Hi @Baschdl thanks for raising up the questions again, please note that the labeling time is always 2 hours and the time is when did we treat cells with KCL. the following code should work:
neuron_labeling.obs['label_time'] = 2 # this is the labeling time
tkey = 'label_time'
# peng_gene_list = pd.read_csv('/Users/xqiu/Dropbox (Personal)/dynamo/dont_remove/0408_grp_info.txt', sep='\t')
neuron_labeling = neuron_labeling[:, neuron_labeling.var.activity_genes]
def dynamo_workflow(adata):
dyn.pp.recipe_monocle(adata, tkey='label_time', experiment_type='one-shot')
dyn.tl.dynamics(adata)
dyn.tl.reduceDimension(adata)
dyn.tl.cell_velocities(adata, calc_rnd_vel=True, transition_genes=adata.var_names)
dyn.vf.VectorField(adata, basis='umap')
neuron_labeling.obs['time'] = neuron_labeling.obs['time']/60
dynamo_workflow(neuron_labeling)
dyn.pl.streamline_plot(neuron_labeling, color='time', color_key_cmap='viridis', basis='umap', show_legend='right')

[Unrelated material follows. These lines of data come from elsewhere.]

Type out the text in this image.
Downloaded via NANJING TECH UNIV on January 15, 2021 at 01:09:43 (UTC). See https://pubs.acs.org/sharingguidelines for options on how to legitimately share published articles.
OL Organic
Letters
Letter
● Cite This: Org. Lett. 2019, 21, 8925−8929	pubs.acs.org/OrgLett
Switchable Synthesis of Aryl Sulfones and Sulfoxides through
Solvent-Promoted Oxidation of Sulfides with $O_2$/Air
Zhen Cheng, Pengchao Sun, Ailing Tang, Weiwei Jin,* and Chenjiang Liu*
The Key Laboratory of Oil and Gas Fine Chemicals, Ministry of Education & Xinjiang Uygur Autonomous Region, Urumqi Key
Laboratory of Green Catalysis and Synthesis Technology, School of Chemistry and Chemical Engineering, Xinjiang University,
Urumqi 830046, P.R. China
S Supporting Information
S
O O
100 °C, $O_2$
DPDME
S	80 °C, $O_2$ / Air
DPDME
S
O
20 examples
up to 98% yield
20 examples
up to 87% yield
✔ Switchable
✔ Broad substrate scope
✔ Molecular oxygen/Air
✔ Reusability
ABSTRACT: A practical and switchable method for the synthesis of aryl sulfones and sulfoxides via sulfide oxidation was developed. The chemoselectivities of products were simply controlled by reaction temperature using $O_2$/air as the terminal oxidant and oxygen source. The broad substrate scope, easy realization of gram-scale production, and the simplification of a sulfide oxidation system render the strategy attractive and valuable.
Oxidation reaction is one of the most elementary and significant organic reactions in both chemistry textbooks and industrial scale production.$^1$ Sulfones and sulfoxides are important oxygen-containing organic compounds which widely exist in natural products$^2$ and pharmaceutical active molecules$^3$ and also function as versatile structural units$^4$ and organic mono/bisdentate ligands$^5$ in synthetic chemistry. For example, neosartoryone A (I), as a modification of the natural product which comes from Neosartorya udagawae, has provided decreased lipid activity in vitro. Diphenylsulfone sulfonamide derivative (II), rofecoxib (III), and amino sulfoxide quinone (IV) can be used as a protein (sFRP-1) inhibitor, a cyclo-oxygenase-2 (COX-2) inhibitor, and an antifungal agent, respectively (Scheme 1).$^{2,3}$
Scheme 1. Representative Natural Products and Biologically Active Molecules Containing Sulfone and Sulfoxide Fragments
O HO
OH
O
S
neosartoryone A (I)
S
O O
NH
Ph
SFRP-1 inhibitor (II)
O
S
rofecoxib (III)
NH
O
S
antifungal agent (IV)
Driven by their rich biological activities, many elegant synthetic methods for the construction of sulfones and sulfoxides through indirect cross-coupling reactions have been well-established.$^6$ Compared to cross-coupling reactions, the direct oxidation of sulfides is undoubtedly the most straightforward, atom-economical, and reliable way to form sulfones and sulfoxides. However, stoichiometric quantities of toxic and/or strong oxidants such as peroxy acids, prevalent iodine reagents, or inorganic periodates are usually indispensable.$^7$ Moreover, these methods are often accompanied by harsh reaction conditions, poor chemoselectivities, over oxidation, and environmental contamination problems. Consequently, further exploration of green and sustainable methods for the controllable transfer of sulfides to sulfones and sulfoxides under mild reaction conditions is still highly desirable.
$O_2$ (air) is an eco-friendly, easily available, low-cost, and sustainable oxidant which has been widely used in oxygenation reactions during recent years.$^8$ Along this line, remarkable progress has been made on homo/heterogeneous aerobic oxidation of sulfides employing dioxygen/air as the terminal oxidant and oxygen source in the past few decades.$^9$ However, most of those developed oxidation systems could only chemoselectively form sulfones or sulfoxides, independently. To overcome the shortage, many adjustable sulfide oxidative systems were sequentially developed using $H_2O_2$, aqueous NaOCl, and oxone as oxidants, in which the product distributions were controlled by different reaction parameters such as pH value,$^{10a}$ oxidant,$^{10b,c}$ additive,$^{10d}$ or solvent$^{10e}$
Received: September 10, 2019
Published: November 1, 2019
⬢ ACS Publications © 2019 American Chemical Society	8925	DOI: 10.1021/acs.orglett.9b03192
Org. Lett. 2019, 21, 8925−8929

Would you mind to add more pull requests to the previous one that I closed? Thanks again and please let me know if anything else we can help
Thanks, Xiaojie
Thanks a lot @Xiaojieqiu. I was able to get it to run for labeling data with
def dynamo_workflow_labeling(adata):
dyn.pp.recipe_monocle(adata, tkey='label_time', experiment_type='one-shot')
dyn.tl.dynamics(adata)
dyn.tl.reduceDimension(adata)
dyn.tl.cell_velocities(adata, calc_rnd_vel=True, transition_genes=adata.var_names)
dyn.vf.VectorField(adata, basis='umap')
and for splicing data with the original version:
def dynamo_workflow_splicing(adata):
dyn.pp.recipe_monocle(adata)
dyn.tl.dynamics(adata)
dyn.tl.reduceDimension(adata)
dyn.tl.cell_velocities(adata, calc_rnd_vel=True)
dyn.vf.VectorField(adata, basis='umap')
This also solves #4. I can open a pull request for those changes. Is there a way to only have one dynamo_workflow() for both cases? Otherwise I would open a PR with both variants of the method.
def dynamo_workflow_labeling(adata, **kwargs ):
dyn.pp.recipe_monocle(adata, **kwargs)
dyn.tl.dynamics(adata)
dyn.tl.reduceDimension(adata)
dyn.tl.cell_velocities(adata, calc_rnd_vel=True, transition_genes=adata.var_names)
dyn.vf.VectorField(adata, basis='umap')
I think you can just add kwargs to the dynamo_workflow function to fix the issue.
Please feel free to make the pull request and close the issue #4.